Few companies have followed McDonald’s move, at least so far.

“We should not think all Chinese food items are bad,” said an official at a major restaurant operator.

But restaurants and retailers are nervous because customers may start pressing them hard to break from China.

“Is that really true?” asked an official at FamilyMart Co. over McDonald’s decision on the all-out halt in sales of Chinese-made chicken products.

FamilyMart, which has stopped selling its Garlic Nuggets and Popcorn Chicken made by Shanghai Husi, unveiled a plan Friday to urge its Chinese suppliers to ensure strict product quality control.

In the wake of the scandal, McDonald’s initially planned to switch to other suppliers in China and Thailand.

But after receiving 1,430 inquiries from consumers in the four days through Friday, the hamburger chain decided to source all of its chicken products from Thailand while fully stopping the use of Chinese products.

In announcing Friday’s decision, President Sarah Casanova said in a statement that the most important thing for McDonald’s is customer trust in its food and brand.

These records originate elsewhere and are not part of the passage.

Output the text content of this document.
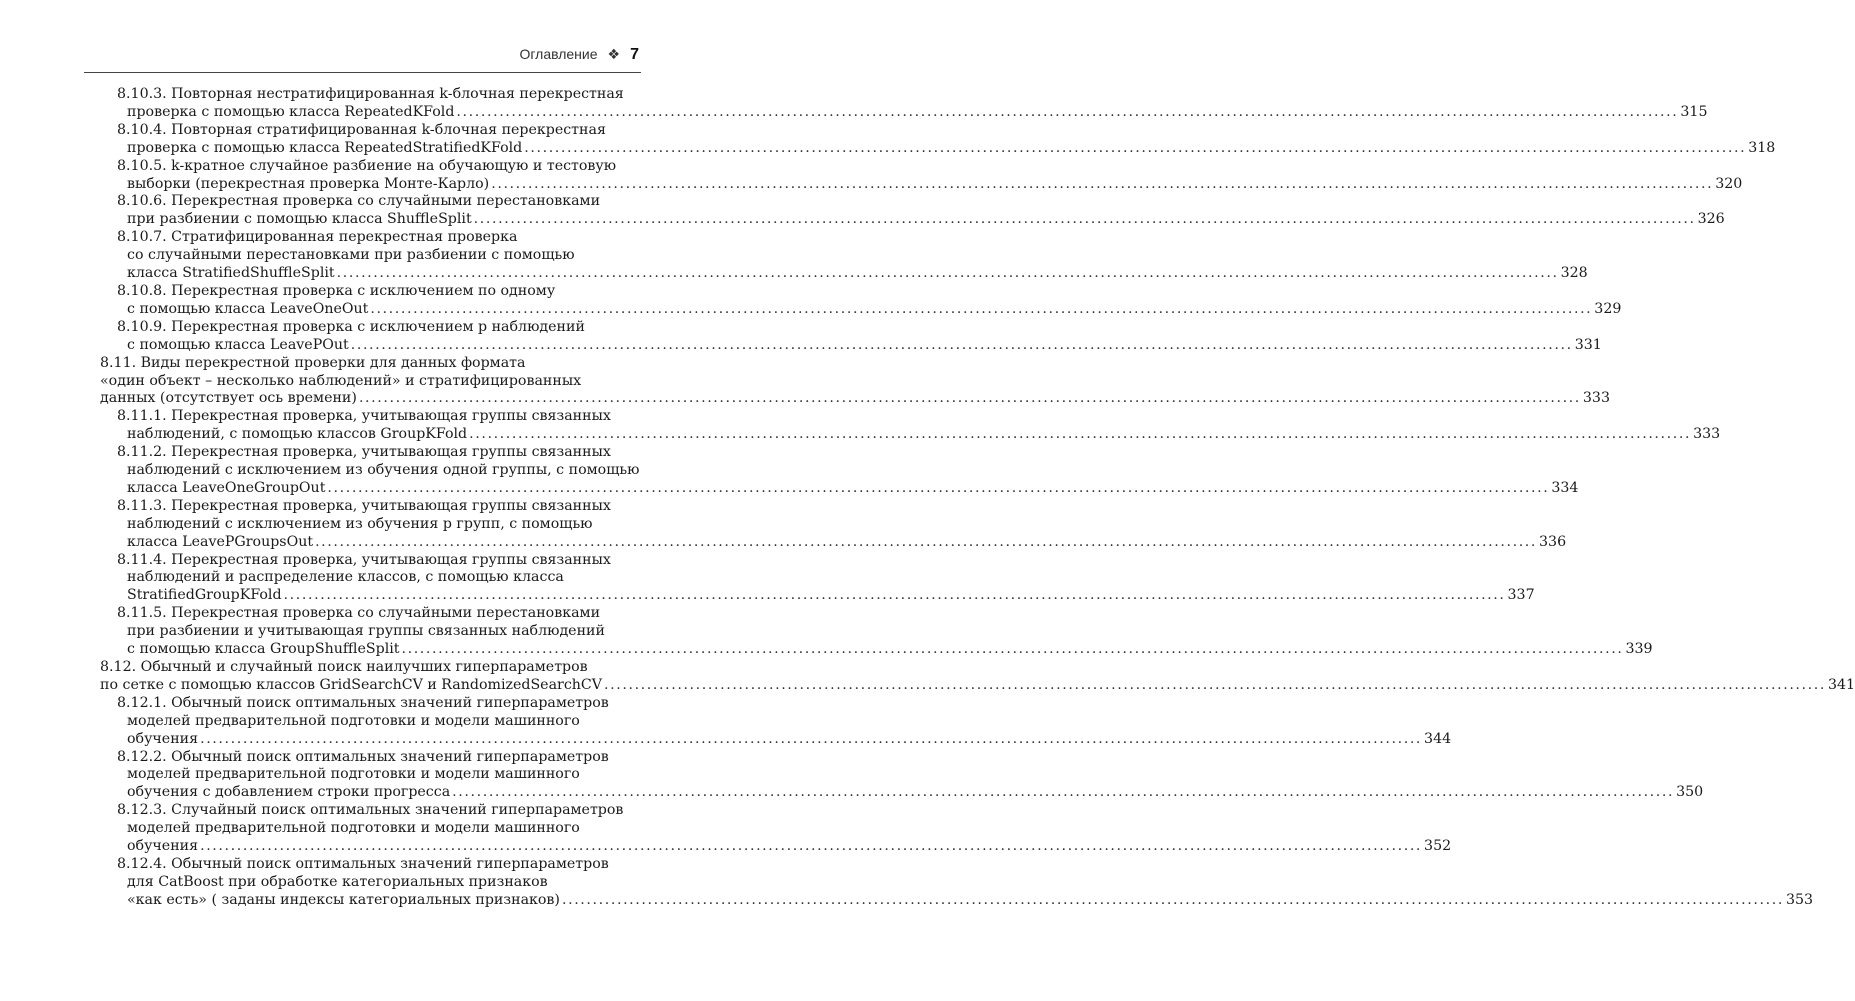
Оглавление ❖ 7
8.10.3. Повторная нестратифицированная k-блочная перекрестная
проверка с помощью класса RepeatedKFold ........................................................................................................................................................................................................ 315
8.10.4. Повторная стратифицированная k-блочная перекрестная
проверка с помощью класса RepeatedStratifiedKFold ........................................................................................................................................................................................................ 318
8.10.5. k-кратное случайное разбиение на обучающую и тестовую
выборки (перекрестная проверка Монте-Карло) ........................................................................................................................................................................................................ 320
8.10.6. Перекрестная проверка со случайными перестановками
при разбиении с помощью класса ShuffleSplit ........................................................................................................................................................................................................ 326
8.10.7. Стратифицированная перекрестная проверка
со случайными перестановками при разбиении с помощью
класса StratifiedShuffleSplit ........................................................................................................................................................................................................ 328
8.10.8. Перекрестная проверка с исключением по одному
с помощью класса LeaveOneOut ........................................................................................................................................................................................................ 329
8.10.9. Перекрестная проверка с исключением p наблюдений
с помощью класса LeavePOut ........................................................................................................................................................................................................ 331
8.11. Виды перекрестной проверки для данных формата
«один объект – несколько наблюдений» и стратифицированных
данных (отсутствует ось времени) ........................................................................................................................................................................................................ 333
8.11.1. Перекрестная проверка, учитывающая группы связанных
наблюдений, с помощью классов GroupKFold ........................................................................................................................................................................................................ 333
8.11.2. Перекрестная проверка, учитывающая группы связанных
наблюдений с исключением из обучения одной группы, с помощью
класса LeaveOneGroupOut ........................................................................................................................................................................................................ 334
8.11.3. Перекрестная проверка, учитывающая группы связанных
наблюдений с исключением из обучения p групп, с помощью
класса LeavePGroupsOut ........................................................................................................................................................................................................ 336
8.11.4. Перекрестная проверка, учитывающая группы связанных
наблюдений и распределение классов, с помощью класса
StratifiedGroupKFold ........................................................................................................................................................................................................ 337
8.11.5. Перекрестная проверка со случайными перестановками
при разбиении и учитывающая группы связанных наблюдений
с помощью класса GroupShuffleSplit ........................................................................................................................................................................................................ 339
8.12. Обычный и случайный поиск наилучших гиперпараметров
по сетке с помощью классов GridSearchCV и RandomizedSearchCV ........................................................................................................................................................................................................ 341
8.12.1. Обычный поиск оптимальных значений гиперпараметров
моделей предварительной подготовки и модели машинного
обучения ........................................................................................................................................................................................................ 344
8.12.2. Обычный поиск оптимальных значений гиперпараметров
моделей предварительной подготовки и модели машинного
обучения с добавлением строки прогресса ........................................................................................................................................................................................................ 350
8.12.3. Случайный поиск оптимальных значений гиперпараметров
моделей предварительной подготовки и модели машинного
обучения ........................................................................................................................................................................................................ 352
8.12.4. Обычный поиск оптимальных значений гиперпараметров
для CatBoost при обработке категориальных признаков
«как есть» ( заданы индексы категориальных признаков) ........................................................................................................................................................................................................ 353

Rival hamburger chain MOS Food Services Inc., which sells fried chicken sourced from China, also received inquiries on food safety from consumers in the wake of Shanghai Husi scandal.

Still, switching product procurement to other countries alone may not be a solution, amid a spate of problems related to food from elsewhere in the world.

Last week, frozen “shishamo,” a type of smelt, from Vietnam was found to have contained rat poison. In Japan last year, pesticide was discovered in frozen food products made at a Gunma Prefecture plant run by Aqli Foods Corp., now integrated into Maruha Nichiro Corp.

“Similar problems could occur in Thailand,” a MOS Food executive pointed out. “Strengthening checking systems is the only solution to prevent such problems.”

“It is not a matter of where we should procure food products,” said a public relations official of a major “gyudon” beef-on-rice bowl restaurant chain. “How we should ensure safety is important,” the official said, adding that there is no need to stop procurement from China soon.

Japanese restaurant operators rely on imports from China for many of the foods they serve to meet customer requests for low-priced items, and they are therefore facing the difficult challenge of balancing food safety with low prices.